You are an asset to Hatrack. Thanks for showing us a little bit of why.
Reading that post I was left with an emotion of awe and something I couldn't quite place. Then it struck me.
I am so proud of you. I am proud that you survived everything. I am proud that you have grown from the evils that crossed your path. I am proud that those evils were overcome to make you the great person you are.
I have no claim on you, but I am proud to know you.

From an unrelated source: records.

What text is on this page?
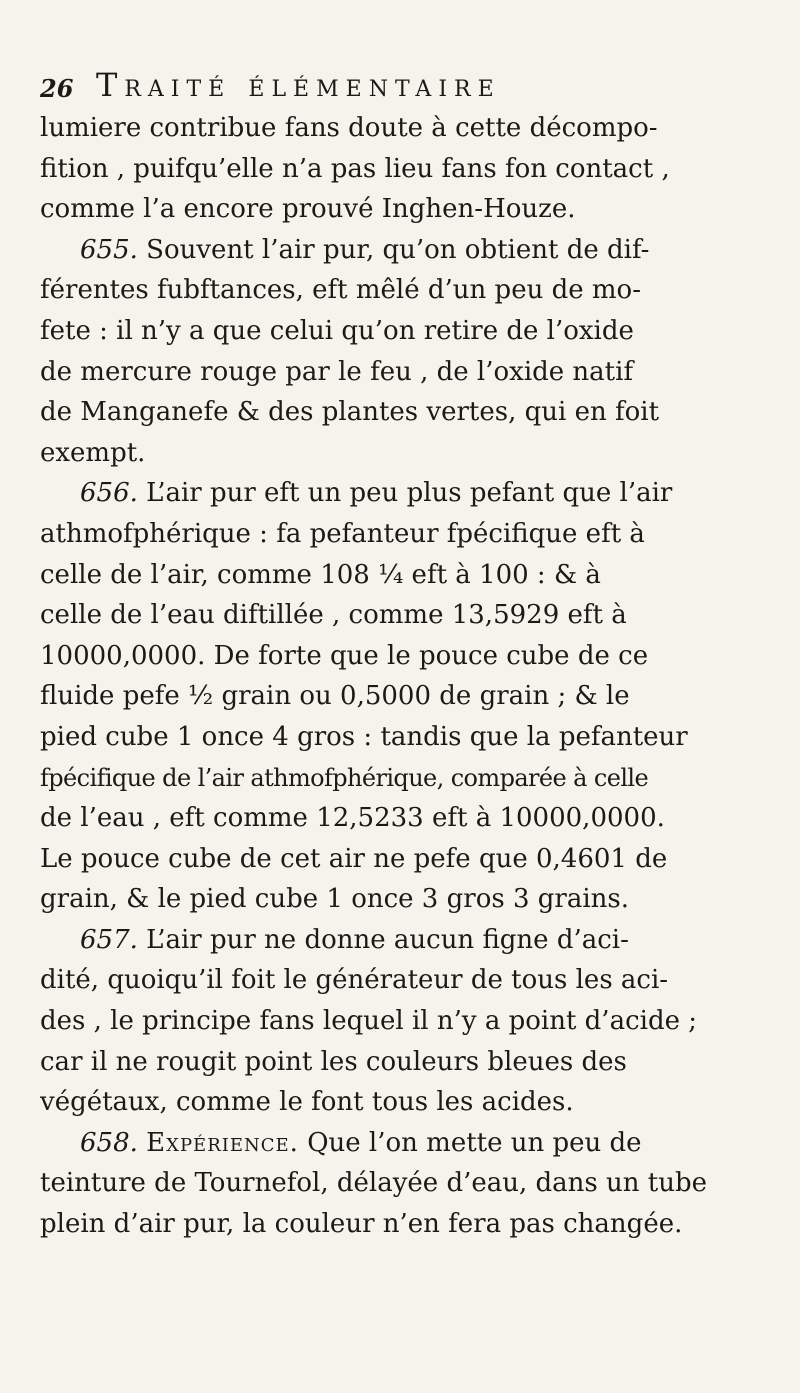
26 Traité élémentaire
lumiere contribue fans doute à cette décompo-
fition , puifqu’elle n’a pas lieu fans fon contact ,
comme l’a encore prouvé Inghen-Houze.
655. Souvent l’air pur, qu’on obtient de dif-
férentes fubftances, eft mêlé d’un peu de mo-
fete : il n’y a que celui qu’on retire de l’oxide
de mercure rouge par le feu , de l’oxide natif
de Manganefe & des plantes vertes, qui en foit
exempt.
656. L’air pur eft un peu plus pefant que l’air
athmofphérique : fa pefanteur fpécifique eft à
celle de l’air, comme 108 ¼ eft à 100 : & à
celle de l’eau diftillée , comme 13,5929 eft à
10000,0000. De forte que le pouce cube de ce
fluide pefe ½ grain ou 0,5000 de grain ; & le
pied cube 1 once 4 gros : tandis que la pefanteur
fpécifique de l’air athmofphérique, comparée à celle
de l’eau , eft comme 12,5233 eft à 10000,0000.
Le pouce cube de cet air ne pefe que 0,4601 de
grain, & le pied cube 1 once 3 gros 3 grains.
657. L’air pur ne donne aucun figne d’aci-
dité, quoiqu’il foit le générateur de tous les aci-
des , le principe fans lequel il n’y a point d’acide ;
car il ne rougit point les couleurs bleues des
végétaux, comme le font tous les acides.
658. Expérience. Que l’on mette un peu de
teinture de Tournefol, délayée d’eau, dans un tube
plein d’air pur, la couleur n’en fera pas changée.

Kat, I've never found you to be other than a caring and courageous person. Thank you for sharing your story. I read every word--though I won't play any games just for giggles, or just to be tested, so you'll simply have to take my word for it --and found it to be a deeply touching account. I'm sorry for the hardship you've been through, and I wouldn't wish the bad times on anybody, but I'm grateful for the person you have become, and I'm thankful that you've found a home at Hatrack, and I've had the chance to virtually know you. I hope someday I meet you IRL. Sooner or later I'll have to break down and visit all of the distinguished Texas jatraqueros . . .
P.S. You put up with a lot of crap. I'm glad recent times have been better for you, and hope the peaceful, easy feeling continues.